PRS testing is carried out on a buccal specimen (mouth swab). DNA from the swab will be extracted and analyzed by next-generation sequencing or microarrays to yield a list of SNPs. The SNPs found in your sample will be compared to those in the general population, by means of specialized software developed by our partners, Allelica, Inc., and Antegenes, to generate the polygenic risk score. A high PRS equates to your genes giving you a comparatively higher than average risk compared to someone of your age and ethnicity. Having a high genetic risk does not mean that the disease will definitely develop, as there are numerous additional lifestyle and physiological factors that contribute to modifying the absolute risk. This is why, at The BioArte, we provide a tailor-made lifestyle report together with the PRS score. To do this, we will also collect some information about your lifestyle and environmental risk factors by means of an online questionnaire. Filling in this questionnaire to the best of your knowledge will help us provide you with the best advice.
Frequently Asked Questions
PRS scores are intended to provide a quantitative assessment of an individual’s future risk of disease conferred by their genes, to help healthcare professionals in providing the best lifestyle advice. They are not intended for the diagnosis of any disease or health condition.
You should choose this test if you are healthy and would like to estimate your genetic risk for future chronic diseases and receive personalized advice to mitigate this risk by modifying your lifestyle.
This test should only be performed on consenting adults and is not intended to be used, and has no utility, to assess risk in any of the following situations: children under the age of 18; in vitro fertilization-embryo selection; carrier screening for family planning.
- The “Results & Interpretation” sections will contain your polygenic risk score as a numerical result, together with its translation into relative risk, e.g. Your 10-year risk of developing cancer is 1.9 x that of the general population
- The “Recommendations” section will contain lifestyle advice tailor-made to you, based on the lifestyle factors from the questionnaire and the PRS result.
The polygenic risk score is expressed as standard deviations from the average PRS (z-score), so a PRS value of 1.3 means that the individual’s PRS is 1.3 standard deviations higher than the average person, who would get a PRS score of 0. The risk calculations are based on a hazard ratio per standard deviation (HRsd) estimate derived from a Cox proportional hazards model estimated from international biobank data.

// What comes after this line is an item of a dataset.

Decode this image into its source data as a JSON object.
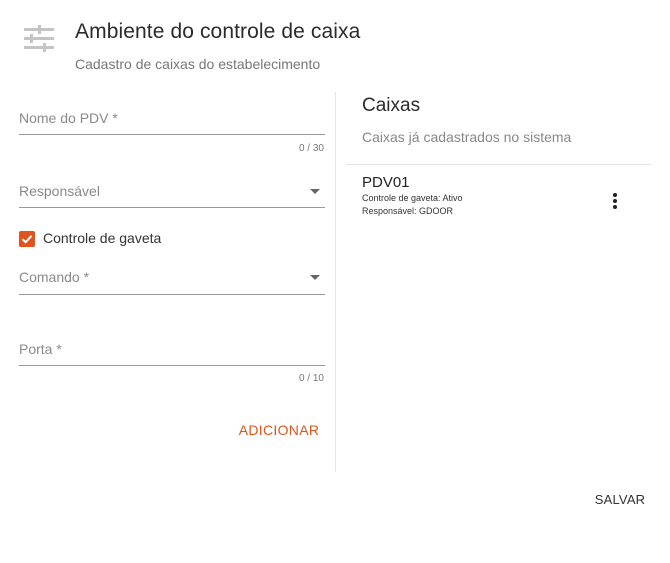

To arrive at the relative fold-change risk (i.e. X x risk in the general population), we first calculate the absolute risk for the patient and a person with the average PRS of the same age and nationality. This calculation incorporates country-specific background information – age-specific all-cause mortality (i.e. death by any other cause than the condition), the incidence of the condition, and the mortality from the condition. These risks are integrated over a 10-year time horizon into 10-year absolute risk estimates using the methods of survival analysis. For more information about this, see Choudhury et al. (Pal Choudhury P, Maas P, Wilcox A, Wheeler W, Brook M, Check D, et al. PloS one. 2020;15(2):e0228198). Finally, the ratio of these two absolute risks (risk for the patient/risk for an average person of the same age and nationality) is given as the relative risk.

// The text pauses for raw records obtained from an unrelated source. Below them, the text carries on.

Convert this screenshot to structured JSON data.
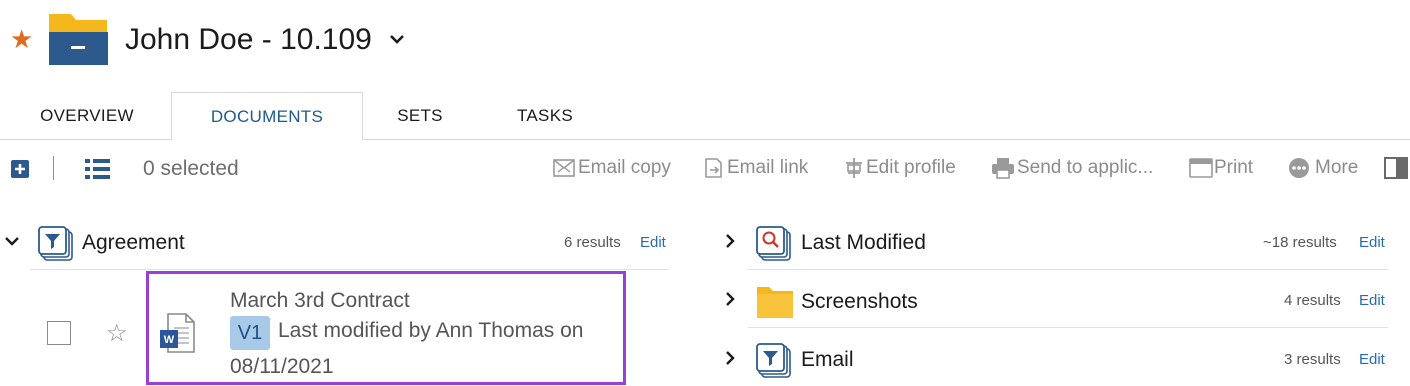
{
  "header": {
    "title": "John Doe - 10.109",
    "favorite_icon": "star-icon",
    "workspace_icon": "folder-icon",
    "accent": "#e06a1e",
    "folder_colors": {
      "top": "#f5b81c",
      "body": "#2c5a8c"
    }
  },
  "tabs": [
    {
      "label": "OVERVIEW",
      "active": false
    },
    {
      "label": "DOCUMENTS",
      "active": true
    },
    {
      "label": "SETS",
      "active": false
    },
    {
      "label": "TASKS",
      "active": false
    }
  ],
  "toolbar": {
    "selected_label": "0 selected",
    "actions": [
      {
        "label": "Email copy",
        "icon": "email-copy-icon"
      },
      {
        "label": "Email link",
        "icon": "email-link-icon"
      },
      {
        "label": "Edit profile",
        "icon": "edit-profile-icon"
      },
      {
        "label": "Send to applic...",
        "icon": "printer-icon"
      },
      {
        "label": "Print",
        "icon": "print-icon"
      },
      {
        "label": "More",
        "icon": "more-icon"
      }
    ]
  },
  "left_section": {
    "title": "Agreement",
    "results": "6 results",
    "edit_label": "Edit",
    "document": {
      "title": "March 3rd Contract",
      "version": "V1",
      "meta": "Last modified by Ann Thomas on",
      "date": "08/11/2021",
      "icon": "word-document-icon"
    }
  },
  "right_sections": [
    {
      "title": "Last Modified",
      "results": "~18 results",
      "edit_label": "Edit",
      "icon": "search-stack-icon"
    },
    {
      "title": "Screenshots",
      "results": "4 results",
      "edit_label": "Edit",
      "icon": "folder-icon"
    },
    {
      "title": "Email",
      "results": "3 results",
      "edit_label": "Edit",
      "icon": "filter-stack-icon"
    }
  ]
}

PRS scores are not intended for the diagnosis of any disease or health condition. An elevated risk estimated by the PRS does not mean that the individual will develop the condition during their lifetime, and a moderate or low-risk score does not mean that the individual will not develop the condition. Depending on the condition, the PRS analyses take into account a range of tens to millions of common genetic variants that have been robustly associated with the disease of interest. However, there may still be additional, as yet unidentified, genetic variants involved in genetic risk. In addition, this test does not take into account either known or unknown pathogenic or likely pathogenic variants in known disease susceptibility genes. These may be present but unidentified and may additionally contribute to an individual’s genetic risk of developing a disease.